The Romans identified Venus with the Greek Aphrodite, but virtually anyone who has studied the Classics knows that there were huge differences between the two goddesses. There were also numerous local versions of both goddesses with pretty variable attributes. We all know by now that Zeus had many epithets but these were often understood to be distinctive beings. Venus was also associated with the goddess Ishtar and she with Inanna, but while the latter two were thought to be the planetary Venus the Romans only transferred the name Venus to signify the planet but didn’t believe the planet was the actual goddess. A name for Venus was Lucifer, and yes some early Christians thought the connection wasn’t accidental either.

It gets crazier.

Osiris was identified with Dionysius. Both were identified with Jesus by Hellenistic pagans. That may have been wishful thinking. It should be obvious that a castrated god of vegetation, a feral god of drunken underworld antics, and a magic Rabbi who got executed have precious little in common. Yet many believed they did.
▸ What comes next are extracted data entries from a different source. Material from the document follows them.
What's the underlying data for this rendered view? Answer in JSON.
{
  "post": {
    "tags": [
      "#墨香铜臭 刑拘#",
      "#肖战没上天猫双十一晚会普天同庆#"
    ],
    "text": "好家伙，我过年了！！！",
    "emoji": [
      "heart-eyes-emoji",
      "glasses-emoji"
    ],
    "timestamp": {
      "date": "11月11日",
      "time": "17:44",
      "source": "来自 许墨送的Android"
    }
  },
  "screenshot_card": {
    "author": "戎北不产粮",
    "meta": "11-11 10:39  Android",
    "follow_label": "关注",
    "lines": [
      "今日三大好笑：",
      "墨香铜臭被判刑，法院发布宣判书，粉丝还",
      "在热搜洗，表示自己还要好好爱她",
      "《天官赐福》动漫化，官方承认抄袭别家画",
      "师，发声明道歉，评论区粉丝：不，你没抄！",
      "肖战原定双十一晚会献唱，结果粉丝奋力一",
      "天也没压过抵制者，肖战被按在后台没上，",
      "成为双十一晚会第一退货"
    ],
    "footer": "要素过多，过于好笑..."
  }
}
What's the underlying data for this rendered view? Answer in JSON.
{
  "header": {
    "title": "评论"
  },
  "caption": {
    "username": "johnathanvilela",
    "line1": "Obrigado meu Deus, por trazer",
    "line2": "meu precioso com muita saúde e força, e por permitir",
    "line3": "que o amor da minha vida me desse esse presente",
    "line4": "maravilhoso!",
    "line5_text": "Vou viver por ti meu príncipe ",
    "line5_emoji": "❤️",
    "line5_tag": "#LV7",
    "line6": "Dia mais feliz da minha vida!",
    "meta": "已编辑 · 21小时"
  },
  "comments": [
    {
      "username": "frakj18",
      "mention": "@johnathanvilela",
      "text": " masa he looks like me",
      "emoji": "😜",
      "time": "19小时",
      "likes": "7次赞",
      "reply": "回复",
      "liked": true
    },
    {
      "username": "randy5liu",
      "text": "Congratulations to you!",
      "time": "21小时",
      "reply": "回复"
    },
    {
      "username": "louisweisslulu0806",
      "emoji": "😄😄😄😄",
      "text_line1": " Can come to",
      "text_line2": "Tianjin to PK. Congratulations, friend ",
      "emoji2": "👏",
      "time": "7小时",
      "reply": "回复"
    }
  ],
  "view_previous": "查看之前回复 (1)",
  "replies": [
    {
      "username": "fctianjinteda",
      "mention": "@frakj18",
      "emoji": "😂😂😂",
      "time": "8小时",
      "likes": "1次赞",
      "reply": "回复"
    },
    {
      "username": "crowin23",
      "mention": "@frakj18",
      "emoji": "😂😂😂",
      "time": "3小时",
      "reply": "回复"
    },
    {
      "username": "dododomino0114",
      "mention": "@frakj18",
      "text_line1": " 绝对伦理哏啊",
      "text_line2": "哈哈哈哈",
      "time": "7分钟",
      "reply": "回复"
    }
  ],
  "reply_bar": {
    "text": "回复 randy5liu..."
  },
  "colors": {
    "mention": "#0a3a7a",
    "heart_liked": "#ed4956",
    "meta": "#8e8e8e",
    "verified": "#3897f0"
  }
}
This one isn’t discussed a lot; the pretty boy god Adonis and the Hebrew Adonai are the same guy if you go back far enough. But the Jewish version doesn’t even have an appearance at all, doesn’t get killed by a giant pig (though that might explain why I’m not supposed to eat bacon), and isn’t in a polyamorous relationship with Aphrodite and Persephone– though He’d probably win points with me if He did. Can we switch back? Never mind.

Here’s another one. The Egyptian god Aten– the semi-monotheistic Sun god that Akhenaten was so into– was identified in the ancient world as Athena, wisdom goddess and patroness of Athens. And Aten was probably Jehovah, or the inspiration for Him. So Jehovah is Athena. So, owls.

I may be hurting you. I’m sorry. Not enough lube?

Alexander’s parentage opens the door to another wacky conflation. He claimed to be the son of Amun, the Egyptian Sun god. One of them, anyway. (They had a lot of Sun gods, didn’t they?) In Greece that became Zeus instead, though in the form of a snake banging his mom. Because Zeus was the original furry. He deserves credit for that. And then Amun later became a demon Amon. Who is also evoked in Amen, in prayers.

Do you need a hug? I won’t turn into anything weird, I promise.

My point is actually very simple. Don’t trust these identifications. Don’t trust these appropriations. They were all done for political reasons and the names we use to call up a spirit, god, demon or whatever depend enormously on context. None of that shit is unique like DNA.

Because if you’re going to be stupid about this, it means every time you say “Amen” you’re giving a shout-out to a demon.

That is absurd. Use your brain.

The spiritual universe is almost certainly full of beings of immense power. It behoves you to figure out who you are actually talking to, but also whether they’re your awesome super pal, a nut, a sneaky brain-eater, or just a cosmic heroin pusher. The books of history, mythology and theology will only get you so far.